ARLINGTON, VA. -The Consumer Electronics Association has asked the Federal Communications Commission to reassess its rules to create market incentives to spur the retail deployment of digital cable equipment.

In comments recently filed in response to a further notice of proposed rulemaking on the commercial availability of navigation devices, CEA charged that current rules “have not fostered the intended development of a competitive commercial market in set-top navigation devices so that consumers can obtain these products from multiple sources.”

CEA blamed the cable industry for “dragging its feet” in providing the essential information and standards that would allow manufacturers to develop and market devices competitive with those provided by cable companies.

“Given the lack of technical specifications for a wide variety of services that are needed to support competition in the provision of navigation devices from independent manufacturers, CEA is convinced that the cable industry seems to have determined it has no responsibility to achieve a commercial market for navigation devices,” the association said.

“The FCC improperly entrusted the cable industry with the responsibility to adopt standards that would facilitate competition and consumer choice. This responsibility is not being met. The ultimate loser here is the American consumer.”

Although the cable industry has made point-of-deployment modules available in the OpenCable process, allowing for the development of competitive devices, it “has pursued proprietary solutions for the delivery of digital cable services with much more vigor and focus,” CEA said.

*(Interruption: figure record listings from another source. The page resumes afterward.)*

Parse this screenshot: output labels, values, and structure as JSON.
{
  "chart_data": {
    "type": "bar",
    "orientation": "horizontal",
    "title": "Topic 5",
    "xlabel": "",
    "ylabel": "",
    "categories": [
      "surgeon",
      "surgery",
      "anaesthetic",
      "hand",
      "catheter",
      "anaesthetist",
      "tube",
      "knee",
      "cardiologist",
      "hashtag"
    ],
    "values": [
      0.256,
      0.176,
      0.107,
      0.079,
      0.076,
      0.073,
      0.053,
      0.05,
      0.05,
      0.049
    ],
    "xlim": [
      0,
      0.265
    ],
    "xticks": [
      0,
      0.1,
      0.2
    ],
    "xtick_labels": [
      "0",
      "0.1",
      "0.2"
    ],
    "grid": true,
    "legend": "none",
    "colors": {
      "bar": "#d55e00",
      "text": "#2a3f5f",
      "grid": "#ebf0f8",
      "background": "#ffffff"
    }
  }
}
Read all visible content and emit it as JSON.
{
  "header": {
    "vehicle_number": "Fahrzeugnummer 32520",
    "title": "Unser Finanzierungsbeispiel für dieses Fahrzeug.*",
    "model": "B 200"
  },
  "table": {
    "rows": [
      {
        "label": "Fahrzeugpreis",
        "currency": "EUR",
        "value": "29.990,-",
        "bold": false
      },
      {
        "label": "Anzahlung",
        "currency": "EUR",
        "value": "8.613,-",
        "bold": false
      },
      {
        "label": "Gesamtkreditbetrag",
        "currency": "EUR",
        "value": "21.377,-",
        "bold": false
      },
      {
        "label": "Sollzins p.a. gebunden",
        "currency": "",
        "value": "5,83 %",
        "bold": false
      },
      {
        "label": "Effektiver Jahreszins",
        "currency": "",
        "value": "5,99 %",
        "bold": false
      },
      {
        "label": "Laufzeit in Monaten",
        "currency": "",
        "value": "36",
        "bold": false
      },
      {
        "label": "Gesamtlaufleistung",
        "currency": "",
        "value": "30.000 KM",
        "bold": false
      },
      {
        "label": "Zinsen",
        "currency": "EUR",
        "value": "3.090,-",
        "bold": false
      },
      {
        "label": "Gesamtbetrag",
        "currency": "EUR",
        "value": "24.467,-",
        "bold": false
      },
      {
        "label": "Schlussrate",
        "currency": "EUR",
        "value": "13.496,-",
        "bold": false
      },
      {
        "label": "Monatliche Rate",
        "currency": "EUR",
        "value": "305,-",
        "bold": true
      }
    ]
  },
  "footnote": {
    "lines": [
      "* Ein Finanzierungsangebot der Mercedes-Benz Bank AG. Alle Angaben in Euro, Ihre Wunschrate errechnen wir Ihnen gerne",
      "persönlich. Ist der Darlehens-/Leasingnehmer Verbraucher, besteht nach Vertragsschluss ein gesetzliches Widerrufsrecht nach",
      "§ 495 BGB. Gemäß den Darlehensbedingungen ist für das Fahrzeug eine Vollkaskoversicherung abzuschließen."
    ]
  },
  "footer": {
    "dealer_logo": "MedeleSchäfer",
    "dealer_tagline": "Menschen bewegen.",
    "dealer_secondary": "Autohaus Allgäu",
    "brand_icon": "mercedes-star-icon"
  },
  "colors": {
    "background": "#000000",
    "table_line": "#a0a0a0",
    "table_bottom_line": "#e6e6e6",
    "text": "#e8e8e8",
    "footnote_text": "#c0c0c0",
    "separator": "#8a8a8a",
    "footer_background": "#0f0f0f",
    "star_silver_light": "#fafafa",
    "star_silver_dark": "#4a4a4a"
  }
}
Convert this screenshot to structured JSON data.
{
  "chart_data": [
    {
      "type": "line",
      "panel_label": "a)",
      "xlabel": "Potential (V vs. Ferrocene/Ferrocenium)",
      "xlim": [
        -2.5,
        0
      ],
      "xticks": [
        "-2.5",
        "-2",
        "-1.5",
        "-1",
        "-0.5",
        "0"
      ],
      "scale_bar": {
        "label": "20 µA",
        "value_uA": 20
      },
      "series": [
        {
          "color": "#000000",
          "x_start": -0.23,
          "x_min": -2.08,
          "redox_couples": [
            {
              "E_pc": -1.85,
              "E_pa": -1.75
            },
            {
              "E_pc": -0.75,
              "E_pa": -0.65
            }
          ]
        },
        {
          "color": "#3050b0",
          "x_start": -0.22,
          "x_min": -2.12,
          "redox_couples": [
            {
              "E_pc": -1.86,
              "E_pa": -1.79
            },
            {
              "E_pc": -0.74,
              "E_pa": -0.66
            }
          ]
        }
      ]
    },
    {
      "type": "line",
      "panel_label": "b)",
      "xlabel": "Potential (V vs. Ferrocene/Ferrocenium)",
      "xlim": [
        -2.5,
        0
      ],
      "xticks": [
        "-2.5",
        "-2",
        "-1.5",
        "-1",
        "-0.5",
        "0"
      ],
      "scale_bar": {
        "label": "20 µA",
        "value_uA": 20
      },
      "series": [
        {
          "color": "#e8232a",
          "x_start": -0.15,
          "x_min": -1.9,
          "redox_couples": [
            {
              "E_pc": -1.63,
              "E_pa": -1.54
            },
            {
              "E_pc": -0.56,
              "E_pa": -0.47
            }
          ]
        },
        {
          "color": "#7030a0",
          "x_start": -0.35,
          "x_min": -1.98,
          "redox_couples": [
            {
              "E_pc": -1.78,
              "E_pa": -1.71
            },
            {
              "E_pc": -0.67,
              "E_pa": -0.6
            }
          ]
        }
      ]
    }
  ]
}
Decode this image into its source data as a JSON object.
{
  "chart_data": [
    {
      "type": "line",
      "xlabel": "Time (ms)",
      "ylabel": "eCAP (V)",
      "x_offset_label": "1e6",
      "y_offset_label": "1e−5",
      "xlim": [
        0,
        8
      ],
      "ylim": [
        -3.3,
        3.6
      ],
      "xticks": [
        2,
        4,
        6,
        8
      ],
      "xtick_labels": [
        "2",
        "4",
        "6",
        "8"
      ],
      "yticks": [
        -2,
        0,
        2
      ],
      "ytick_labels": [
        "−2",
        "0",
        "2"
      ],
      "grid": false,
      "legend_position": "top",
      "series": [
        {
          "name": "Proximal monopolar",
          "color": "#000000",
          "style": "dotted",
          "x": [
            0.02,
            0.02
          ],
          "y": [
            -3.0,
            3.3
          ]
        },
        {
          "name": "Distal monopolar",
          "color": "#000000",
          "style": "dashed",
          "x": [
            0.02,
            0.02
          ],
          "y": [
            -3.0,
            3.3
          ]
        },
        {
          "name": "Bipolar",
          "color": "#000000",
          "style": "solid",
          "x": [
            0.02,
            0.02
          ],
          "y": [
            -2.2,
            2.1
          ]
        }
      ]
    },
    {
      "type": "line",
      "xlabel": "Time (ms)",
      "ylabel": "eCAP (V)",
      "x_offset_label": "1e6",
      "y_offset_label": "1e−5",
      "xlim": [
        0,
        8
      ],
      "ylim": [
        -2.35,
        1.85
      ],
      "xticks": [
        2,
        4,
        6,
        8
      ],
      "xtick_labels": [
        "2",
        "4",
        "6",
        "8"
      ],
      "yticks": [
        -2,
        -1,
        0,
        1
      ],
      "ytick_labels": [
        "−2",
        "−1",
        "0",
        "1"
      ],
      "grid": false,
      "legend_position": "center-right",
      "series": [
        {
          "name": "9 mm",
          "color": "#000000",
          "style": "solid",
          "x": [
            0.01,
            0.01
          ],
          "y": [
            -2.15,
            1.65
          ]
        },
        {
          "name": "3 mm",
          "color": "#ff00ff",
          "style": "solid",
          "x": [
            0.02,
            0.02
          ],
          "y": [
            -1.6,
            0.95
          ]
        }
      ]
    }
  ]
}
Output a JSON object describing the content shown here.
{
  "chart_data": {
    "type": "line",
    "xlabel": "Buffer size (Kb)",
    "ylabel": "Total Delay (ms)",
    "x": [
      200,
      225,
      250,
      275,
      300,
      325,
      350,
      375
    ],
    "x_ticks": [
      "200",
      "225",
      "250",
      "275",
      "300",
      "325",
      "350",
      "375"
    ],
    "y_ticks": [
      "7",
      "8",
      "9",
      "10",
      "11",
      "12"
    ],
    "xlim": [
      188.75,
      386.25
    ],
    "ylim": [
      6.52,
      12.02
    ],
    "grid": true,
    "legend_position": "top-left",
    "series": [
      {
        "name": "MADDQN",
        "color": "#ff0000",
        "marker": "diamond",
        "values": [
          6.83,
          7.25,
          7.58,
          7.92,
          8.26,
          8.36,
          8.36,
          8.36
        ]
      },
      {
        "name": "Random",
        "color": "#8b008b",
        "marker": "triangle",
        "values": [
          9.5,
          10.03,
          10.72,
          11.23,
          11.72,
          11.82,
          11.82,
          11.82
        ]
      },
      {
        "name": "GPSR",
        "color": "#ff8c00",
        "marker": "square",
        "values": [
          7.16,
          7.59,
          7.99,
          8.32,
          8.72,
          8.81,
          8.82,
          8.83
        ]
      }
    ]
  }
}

“The result is that the deployment of proprietary, non-OpenCable compliant set-top boxes has been accelerated, threatening to foreclose the market for navigation devices before any independently supplied devices can be designed or manufactured.”

To “spur the retail market for digital set-top devices,” CEA suggested the FCC take three steps:

  • Immediately require an open and expanded standards-setting process for navigation devices, requiring cable operators to disclose technical information for all new cable services so that all commercially available devices will be able to interoperate with these services.
  • Move up the date to end the distribution of devices with embedded security from 2005 to Jan. 1, 2002.
  • And as soon as possible, require the cable industry to remove the major barriers to the development of that commercial market, such as unfair and unreasonable licensing requirements.